Depositions in settled Columbine High School case to be destroyed
- A magistrate judge ordered five depositions destroyed, despite a settlement agreement that requires complete confidentiality.
Sep. 30, 2003 — A Colorado magistrate judge ordered the destruction of depositions in a recently settled lawsuit stemming from the 1999 Columbine High School massacre, ruling last week that “there would be no further purpose, need or use” for the documents.
Barry Arrington, attorney for the five families who sued the parents of teenage killers Eric Harris and Dylan Klebold, said he will appeal U.S. Magistrate Judge Patricia Coan’s order.
“We didn’t get a hearing,” said Arrington. “This ruling was made without any due process of law.”

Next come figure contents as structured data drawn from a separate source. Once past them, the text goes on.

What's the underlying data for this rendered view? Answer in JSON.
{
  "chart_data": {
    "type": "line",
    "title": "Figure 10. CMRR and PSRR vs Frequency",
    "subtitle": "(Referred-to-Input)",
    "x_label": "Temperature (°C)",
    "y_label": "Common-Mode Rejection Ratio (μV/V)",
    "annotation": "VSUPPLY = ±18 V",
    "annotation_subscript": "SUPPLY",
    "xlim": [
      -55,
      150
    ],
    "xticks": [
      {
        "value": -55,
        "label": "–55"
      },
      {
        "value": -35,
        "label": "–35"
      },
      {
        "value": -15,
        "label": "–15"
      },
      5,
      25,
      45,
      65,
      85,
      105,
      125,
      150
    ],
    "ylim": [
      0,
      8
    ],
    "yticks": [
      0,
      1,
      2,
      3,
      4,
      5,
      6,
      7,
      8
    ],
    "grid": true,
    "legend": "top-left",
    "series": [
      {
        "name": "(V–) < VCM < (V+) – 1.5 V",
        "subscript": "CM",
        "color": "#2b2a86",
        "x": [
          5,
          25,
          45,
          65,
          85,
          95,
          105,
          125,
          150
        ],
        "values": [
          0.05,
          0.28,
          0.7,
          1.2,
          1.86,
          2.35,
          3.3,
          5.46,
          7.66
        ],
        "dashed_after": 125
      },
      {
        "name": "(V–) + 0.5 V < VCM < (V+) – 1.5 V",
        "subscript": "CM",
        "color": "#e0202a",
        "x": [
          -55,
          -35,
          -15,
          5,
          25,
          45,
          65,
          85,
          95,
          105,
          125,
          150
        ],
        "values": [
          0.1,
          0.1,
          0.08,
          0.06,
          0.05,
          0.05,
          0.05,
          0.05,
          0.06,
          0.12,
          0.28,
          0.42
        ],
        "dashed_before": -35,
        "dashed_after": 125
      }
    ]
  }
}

What’s more, Arrington said, two other Columbine-related lawsuits have yet to be finalized, counter to findings in Coan’s Sept. 23 ruling. Arrington represents the plaintiffs in each of those cases, which are currently on appeal, he says.
The settlement agreement between the five families and the parents of Klebold and Harris is confidential, lawyers from both sides said. The settlements were made in mid-August and include an agreement to keep the depositions confidential. According to legal experts, however, Coan apparently has little faith the agreement will be honored.

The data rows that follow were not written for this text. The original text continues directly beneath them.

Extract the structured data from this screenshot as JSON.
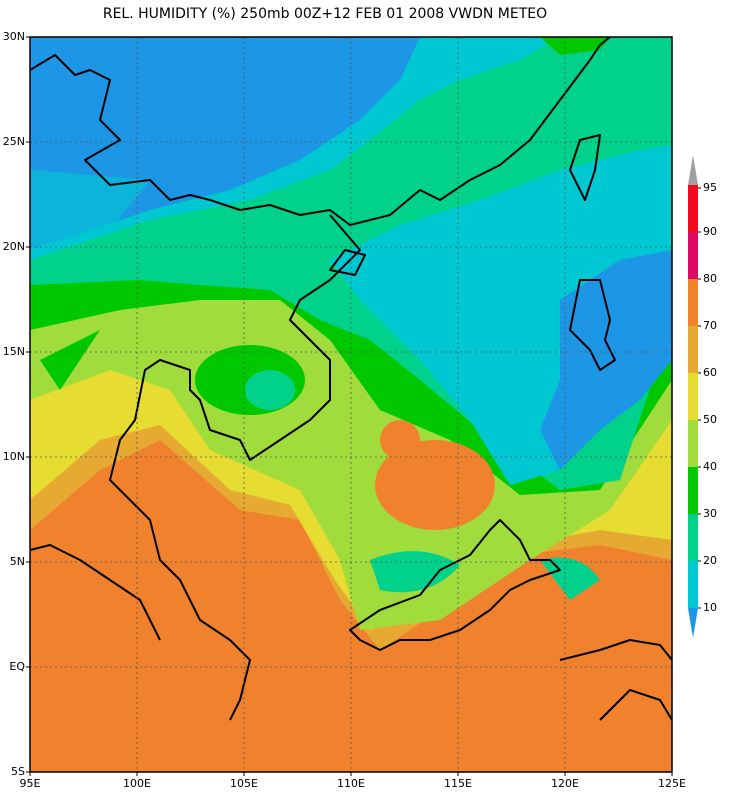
{
  "map": {
    "title": "REL. HUMIDITY (%) 250mb 00Z+12 FEB 01 2008 VWDN METEO",
    "lat_labels": [
      "30N",
      "25N",
      "20N",
      "15N",
      "10N",
      "5N",
      "EQ",
      "5S"
    ],
    "lon_labels": [
      "95E",
      "100E",
      "105E",
      "110E",
      "115E",
      "120E",
      "125E"
    ],
    "colorbar": {
      "labels": [
        "95",
        "90",
        "80",
        "70",
        "60",
        "50",
        "40",
        "30",
        "20",
        "10"
      ],
      "colors": [
        "#a0a0a0",
        "#f00a1e",
        "#dc0a64",
        "#f0822d",
        "#e6aa32",
        "#e6dc32",
        "#a0dc3c",
        "#00c800",
        "#00d28c",
        "#00c8d2",
        "#1e96e6"
      ]
    }
  }
}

“Courts have wide discretion” in protecting records, said Sheila Hyatt, a professor of civil procedure at the University of Denver College of Law, in a Denver Post column Sept. 28. “The parties here are so concerned about the release of these depositions that they think the only way to prevent leaks is to actually destroy them.”

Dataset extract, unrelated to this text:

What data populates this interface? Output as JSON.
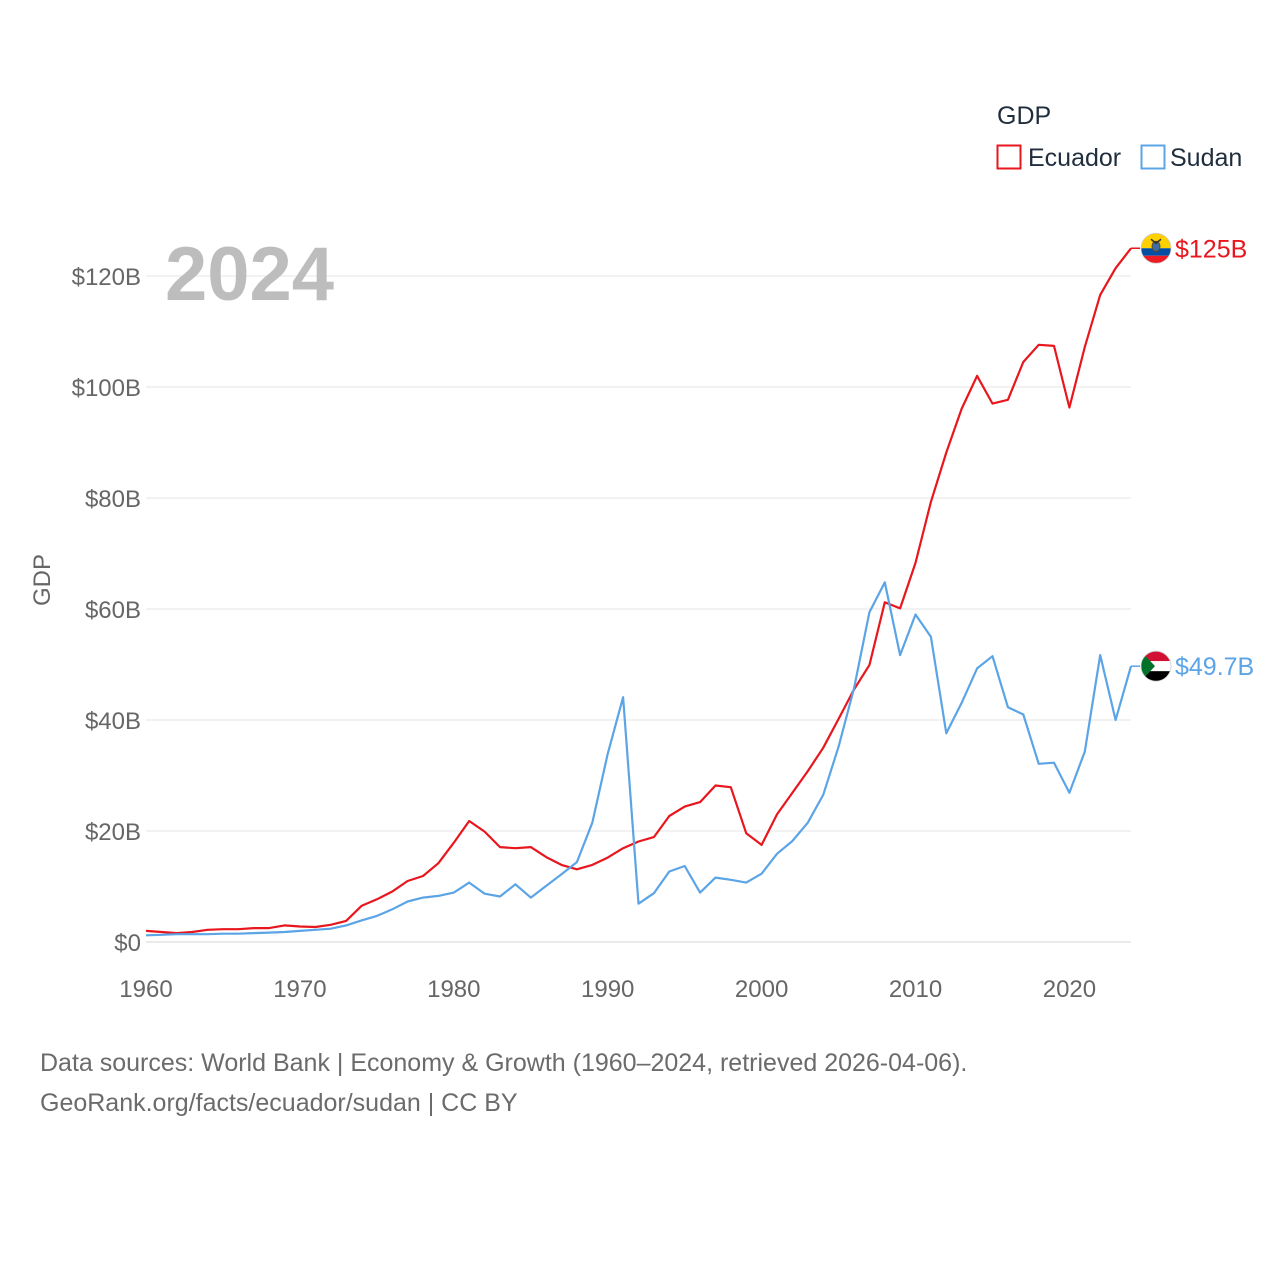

In April, U.S. District Judge Lewis T. Babcock issued a gag order preventing all parties from discussing the depositions. The deposed parties were Susan and Thomas Klebold, Wayne and Katherine Harris, and Judy Brown, a parent of a Columbine High student who received death threats from Eric Harris well prior to the April 20, 1999, shootings. Since Coan’s order, Arrington said, all copies of the depositions have been rounded up by a court administrator and are being held under lock and key.
The five families who brought suit against the Klebolds and Harrises say they fear the public may now never have the opportunity to learn from their experiences.
“It is too late for our children, but it is not too late to prevent the next shootings,” said Dawn Anna, the mother of slain student Lauren Townsend, in a Denver Post story. “And our hearts ache to know that the next shooting might not be prevented.”
Approximately 30 families of students injured or killed during the school shootings settled their suits in 2001 against the Harrises and Klebolds. The 30 families will split $2.8 million.
Eric Harris and Dylan Klebold shot and killed 12 students, one teacher, and wounded dozens of others at Columbine High School before committing suicide.